(CNSNews.com) – Despite an aging population, “cancer death rates in the United States continue to decline,” according to a new study published in the medical journal Cancer.
Cancer is the second leading cause of death in the U.S. behind heart disease, which is also in a long-term decline, according to the Centers for Disease Control (CDC).
“Death rates continued to decline for all cancers combined for men and women of all major racial and ethnic groups and for most major cancer sites; rates for both sexes combined decreased by 1.5 percent per year from 2001 through 2010,” according to the Annual Report to the Nation on the Status of Cancer,1975-2010, published online December 16. (See cancer annual report.pdf)
The study is good news, especially for the 12.9 percent of Americans (one in eight) who are 65 years of ago or older. More than half (53 percent) of all new cancer diagnoses occur in this demographic group, which will swell to 19 percent of the U.S. population by 2030.
Using short-term and long-term survival data collected by the CDC, the American Cancer Society, the National Cancer Institute, and the North American Association of Central Cancer Registries, researchers found that “overall incidence rates decreased in men and stabilized in women.”
Men have a higher cancer death rate than women (215.3 deaths per 100,000 men compared to 149.7 deaths per 100,000 women). “Black men had the highest overall cancer incidence rate (593.9 per 100,000 men) of any racial or ethnic group,” the study noted.
“Death rates declined for 11 of the 17 most common cancers in men (lung, prostate, colon and rectum, leukemia, non-Hodgkins lymphoma (NHL), esophagus, kidney, stomach, myeloma, oral, larynx) and for 15 of the 18 most common cancers in women (lung, breast, colon and rectum, ovary, leukemia, NHL, brain, myeloma, kidney, stomach, cervix, bladder, esophagus, oral, gallbladder) from 2001 through 2010,” the study found.
Researchers say that the overall decreases in cancer death rates “indicate progress in cancer control and reflect a combination of primary prevention by reductions of important risk factors as well as improved early detection and treatment.”
However, not all the news in the study was good.
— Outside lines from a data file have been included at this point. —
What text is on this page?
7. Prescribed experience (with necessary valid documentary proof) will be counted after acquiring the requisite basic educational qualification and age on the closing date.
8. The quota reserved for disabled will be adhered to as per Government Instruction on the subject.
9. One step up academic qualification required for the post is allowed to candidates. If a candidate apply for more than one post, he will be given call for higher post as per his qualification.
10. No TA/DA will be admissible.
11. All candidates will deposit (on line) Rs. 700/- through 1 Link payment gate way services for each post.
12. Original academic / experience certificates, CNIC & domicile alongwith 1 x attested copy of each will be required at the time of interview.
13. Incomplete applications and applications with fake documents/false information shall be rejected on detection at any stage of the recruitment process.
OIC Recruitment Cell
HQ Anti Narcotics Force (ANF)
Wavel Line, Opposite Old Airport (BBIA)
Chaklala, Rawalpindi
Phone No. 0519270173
The death rate for thyroid cancer increased for both men and women during the last decade.
Researchers pointed out that the death rate from cancer was higher “in the presence of one or more of 16 co-morbid conditions”– including acute myocardial infarction, AIDS, cerebrovascular and vascular disease, chronic renal failure, cirrhosis/chronic hepatitis, congestive heart failure, chronic obstructive pulmonary disease (COPD), dementia, diabetes, diabetes with sequelae, liver disease, paralysis, rheumatologic disorders, and ulcers.”
“New tools are being developed to improve survival estimates by taking co-morbidity into account,” the study reported.
The decreasing cancer death rate was also tempered by a caveat: “The number of individuals diagnosed with cancer and living after a cancer diagnosis (cancer survivors) will continue to rise in the coming decades due to population aging and expansion as well as increasing success in treatment, even if incidence rates remain stable or decline.
“The ability of the U.S. health care system to respond to the growing population of older adults, cancer survivors, and patients with multiple co-morbidities is uncertain,” researchers noted.